Synopsis: In ‘Darkman’ a brilliant scientist left for dead returns to exact revenge on the people who burned him alive.
When scientist Peyton Westlake accidentally comes into possession of incriminating documents. He is targeted by Mob Boss Robert G. Durant and winds up burnt alive. Surviving the ordeal Peyton uses his scientific knowledge to replicate human skin and becomes The Darkman. Using his invention of artificial skin to impersonate his enemies. The Darkman calculatingly takes Durant’s gang out one at a time until he has his final showdown with the mob boss.
This film gave us two early roles for future Hollywood stars Liam Neeson and Frances McDormand. Indeed Neeson absolutely owns the role, which made it very difficult for the poor actors that succeeded him in this role for the sequels.
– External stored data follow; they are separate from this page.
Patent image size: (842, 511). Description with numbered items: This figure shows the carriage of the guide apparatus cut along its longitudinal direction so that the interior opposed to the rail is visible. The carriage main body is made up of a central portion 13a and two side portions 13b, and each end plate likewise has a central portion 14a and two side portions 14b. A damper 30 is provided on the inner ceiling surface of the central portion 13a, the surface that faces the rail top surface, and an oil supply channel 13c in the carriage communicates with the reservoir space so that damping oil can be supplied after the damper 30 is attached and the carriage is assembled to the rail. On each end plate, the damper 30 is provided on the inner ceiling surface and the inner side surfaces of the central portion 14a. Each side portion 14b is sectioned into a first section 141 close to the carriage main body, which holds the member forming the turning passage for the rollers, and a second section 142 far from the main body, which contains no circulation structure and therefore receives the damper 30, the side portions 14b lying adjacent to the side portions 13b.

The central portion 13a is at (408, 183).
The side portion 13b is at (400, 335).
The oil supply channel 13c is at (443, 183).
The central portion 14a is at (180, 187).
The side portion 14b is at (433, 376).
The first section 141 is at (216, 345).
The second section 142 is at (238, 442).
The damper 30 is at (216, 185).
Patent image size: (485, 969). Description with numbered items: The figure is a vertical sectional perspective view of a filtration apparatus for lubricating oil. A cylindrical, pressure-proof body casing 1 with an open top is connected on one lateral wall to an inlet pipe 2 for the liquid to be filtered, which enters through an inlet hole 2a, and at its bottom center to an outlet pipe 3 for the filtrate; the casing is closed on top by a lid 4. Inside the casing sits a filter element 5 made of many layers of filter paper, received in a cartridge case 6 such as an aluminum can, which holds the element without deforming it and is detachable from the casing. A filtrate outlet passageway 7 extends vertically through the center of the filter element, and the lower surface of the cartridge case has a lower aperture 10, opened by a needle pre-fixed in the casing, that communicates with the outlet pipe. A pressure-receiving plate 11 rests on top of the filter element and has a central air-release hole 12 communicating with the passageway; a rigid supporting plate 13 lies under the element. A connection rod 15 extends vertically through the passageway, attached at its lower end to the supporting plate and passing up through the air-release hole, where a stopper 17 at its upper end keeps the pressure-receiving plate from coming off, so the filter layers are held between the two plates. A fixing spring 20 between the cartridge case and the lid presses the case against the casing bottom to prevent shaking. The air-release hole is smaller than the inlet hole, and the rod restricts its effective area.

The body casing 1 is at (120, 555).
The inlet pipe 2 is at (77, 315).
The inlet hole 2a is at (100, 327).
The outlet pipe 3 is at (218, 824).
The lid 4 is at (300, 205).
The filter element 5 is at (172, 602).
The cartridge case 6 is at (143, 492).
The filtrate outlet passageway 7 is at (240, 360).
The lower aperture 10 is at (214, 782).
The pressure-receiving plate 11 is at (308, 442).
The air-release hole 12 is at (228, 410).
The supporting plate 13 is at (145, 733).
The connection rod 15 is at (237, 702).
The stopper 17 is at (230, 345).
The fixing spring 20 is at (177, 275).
McDormand’s casting though always struck me as unusual given that she is more known for deeper character roles. But she does a respectable job here as the heroes love interest.
Larry Drake is brilliantly villainous as the gang boss Robert G. Durant who proves to be the main bad guy. But we also get a great performance from Colin Friels as the slimy corporate boss Louis Strack Jr.
The acting throughout this film is really strong from all concerned and a big part of why I sometimes revisit the film.
Written and directed by future Spider-Man director Sam Raimi ‘Darkman’ was a pulp comic book hero written specifically for the cinema. At this time we had only recently seen the first Batman movie from Tim Burton and there wasn’t really an abundance of comic book movies.
Although the movie got mixed reviews from the critics. I view this movie as an underrated gem that is well worth the watch. I loved how Raimi manages to capture the feel and vibe of a 30s pulp hero but put it into a modern context. In ‘Darkman’ we get a nice blend of science fiction and horror. In what I see as a modern pulp classic. Unfortunately, the sequel movies, which were done by other people didn’t really do as great of a job of capturing this vibe.
Overall. While it is not the most perfect movie you will ever see. The movie does have some fantastic visual and make-up effects and a fantastic soundtrack from Danny Elfman. It’s definitely worth a look if you haven’t seen it. And although it is over 30 years old now. It still holds up pretty well.